Он ждал ответа долго — достаточно долго, чтобы потерять терпение. Но как только он начал печатать скучное «чем занимаешься?», пришло еще одно сообщение. На этот раз — приглашение. Дориан затаил дыхание, перечитал короткие предложения.
«приходи в вс. займемся искусством. в 4 ок?»
Самое обидно, что он не был до конца уверен, что это не эвфемизм. А еще он терялся в догадках, пьян ли Максвелл в этот вечер пятницы или всегда пишет неразборчивыми обрубленными фразами.
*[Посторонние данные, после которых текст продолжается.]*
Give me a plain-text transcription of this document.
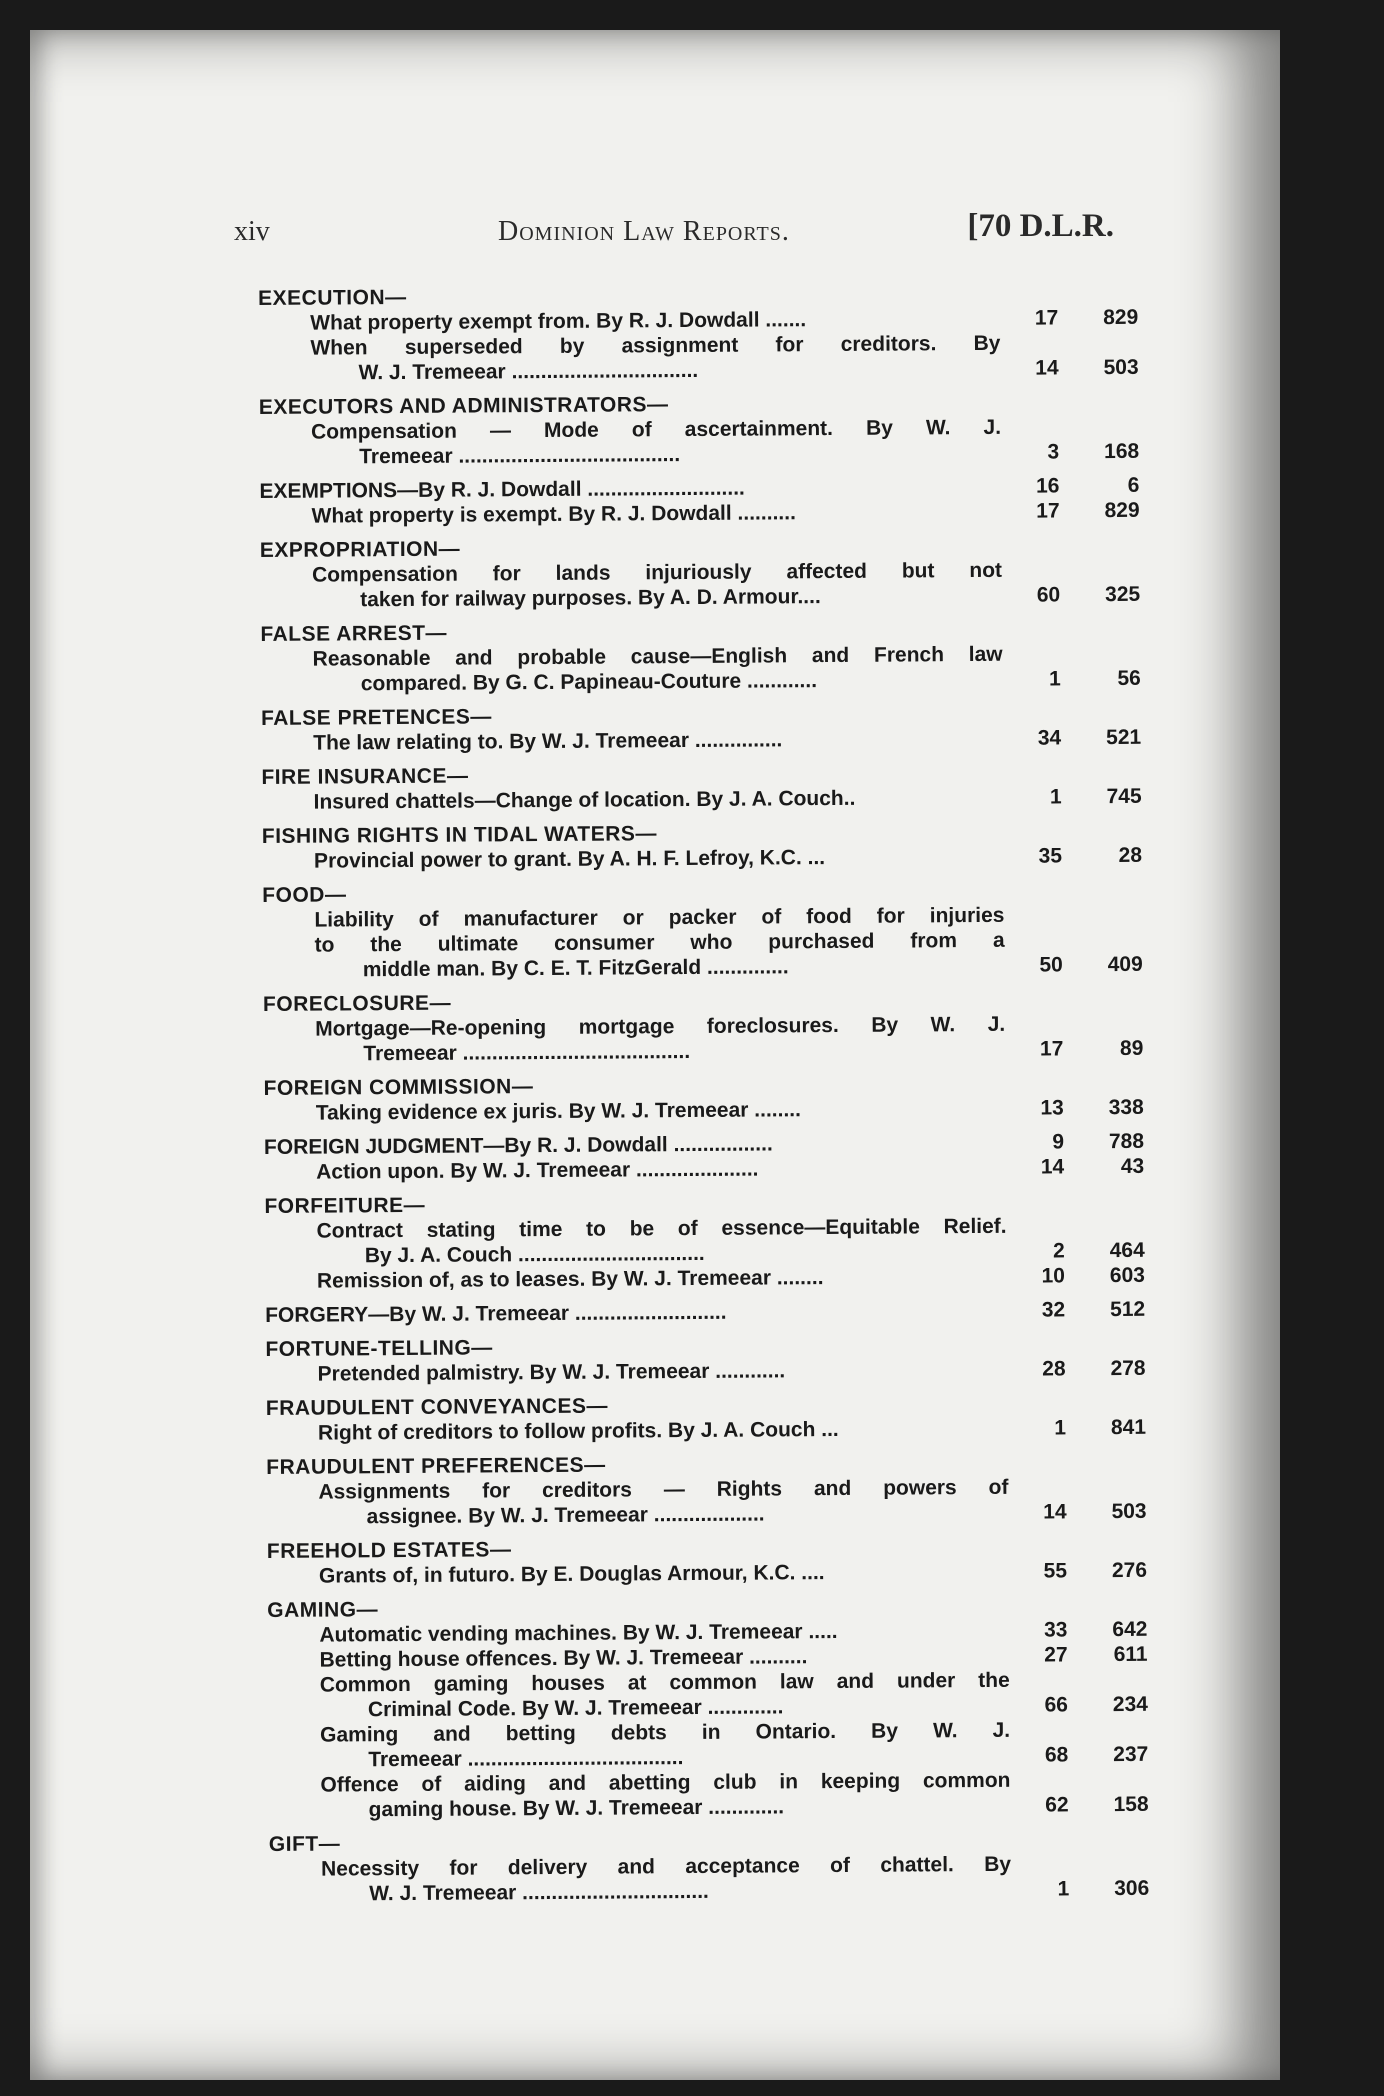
xiv	Dominion Law Reports.	[70 D.L.R.
EXECUTION—
What property exempt from. By R. J. Dowdall .......	17	829
When superseded by assignment for creditors. By
W. J. Tremeear ................................	14	503
EXECUTORS AND ADMINISTRATORS—
Compensation — Mode of ascertainment. By W. J.
Tremeear ......................................	3	168
EXEMPTIONS—By R. J. Dowdall ...........................	16	6
What property is exempt. By R. J. Dowdall ..........	17	829
EXPROPRIATION—
Compensation for lands injuriously affected but not
taken for railway purposes. By A. D. Armour....	60	325
FALSE ARREST—
Reasonable and probable cause—English and French law
compared. By G. C. Papineau-Couture ............	1	56
FALSE PRETENCES—
The law relating to. By W. J. Tremeear ...............	34	521
FIRE INSURANCE—
Insured chattels—Change of location. By J. A. Couch..	1	745
FISHING RIGHTS IN TIDAL WATERS—
Provincial power to grant. By A. H. F. Lefroy, K.C. ...	35	28
FOOD—
Liability of manufacturer or packer of food for injuries
to the ultimate consumer who purchased from a
middle man. By C. E. T. FitzGerald ..............	50	409
FORECLOSURE—
Mortgage—Re-opening mortgage foreclosures. By W. J.
Tremeear .......................................	17	89
FOREIGN COMMISSION—
Taking evidence ex juris. By W. J. Tremeear ........	13	338
FOREIGN JUDGMENT—By R. J. Dowdall .................	9	788
Action upon. By W. J. Tremeear .....................	14	43
FORFEITURE—
Contract stating time to be of essence—Equitable Relief.
By J. A. Couch ................................	2	464
Remission of, as to leases. By W. J. Tremeear ........	10	603
FORGERY—By W. J. Tremeear ..........................	32	512
FORTUNE-TELLING—
Pretended palmistry. By W. J. Tremeear ............	28	278
FRAUDULENT CONVEYANCES—
Right of creditors to follow profits. By J. A. Couch ...	1	841
FRAUDULENT PREFERENCES—
Assignments for creditors — Rights and powers of
assignee. By W. J. Tremeear ...................	14	503
FREEHOLD ESTATES—
Grants of, in futuro. By E. Douglas Armour, K.C. ....	55	276
GAMING—
Automatic vending machines. By W. J. Tremeear .....	33	642
Betting house offences. By W. J. Tremeear ..........	27	611
Common gaming houses at common law and under the
Criminal Code. By W. J. Tremeear .............	66	234
Gaming and betting debts in Ontario. By W. J.
Tremeear .....................................	68	237
Offence of aiding and abetting club in keeping common
gaming house. By W. J. Tremeear .............	62	158
GIFT—
Necessity for delivery and acceptance of chattel. By
W. J. Tremeear ................................	1	306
Смартфон опять звякнул — Максвелл прислал адрес, явно скопировав его откуда-то, потому что был указан и город, и индекс. Хмыкнув, Дориан быстро ответил.
«в четыре часа дня буду стоять перед тобой обнаженным, договорились»
«ps. это уже больше похоже на свидание, чем на почасовую оплату вызова ))»
Он подождал еще. Ответа не было. Часы показывали полпервого ночи. Закрыв глаза, Дориан сунул смартфон под подушку рядом с собой. Он вновь вспомнил в деталях те долгие три часа, что он стоял неподвижно на виду у незнакомых людей, а Максвелл, искренне считая его красивым, объяснял, почему это именно так. Под рукава его рубашки уходили рыжеватые волосы, и хотелось расстегнуть манжеты, закатать ткань вверх и посмотреть, как волосы будут играть жженой медью на солнце. По сути, Дориан совсем не представлял, каков Максвелл на самом деле. Только предполагал по осколкам информации, что тот сам выдал. Но это не мешало хотеть чего-то большего и заочно, заоблачно влюбляться.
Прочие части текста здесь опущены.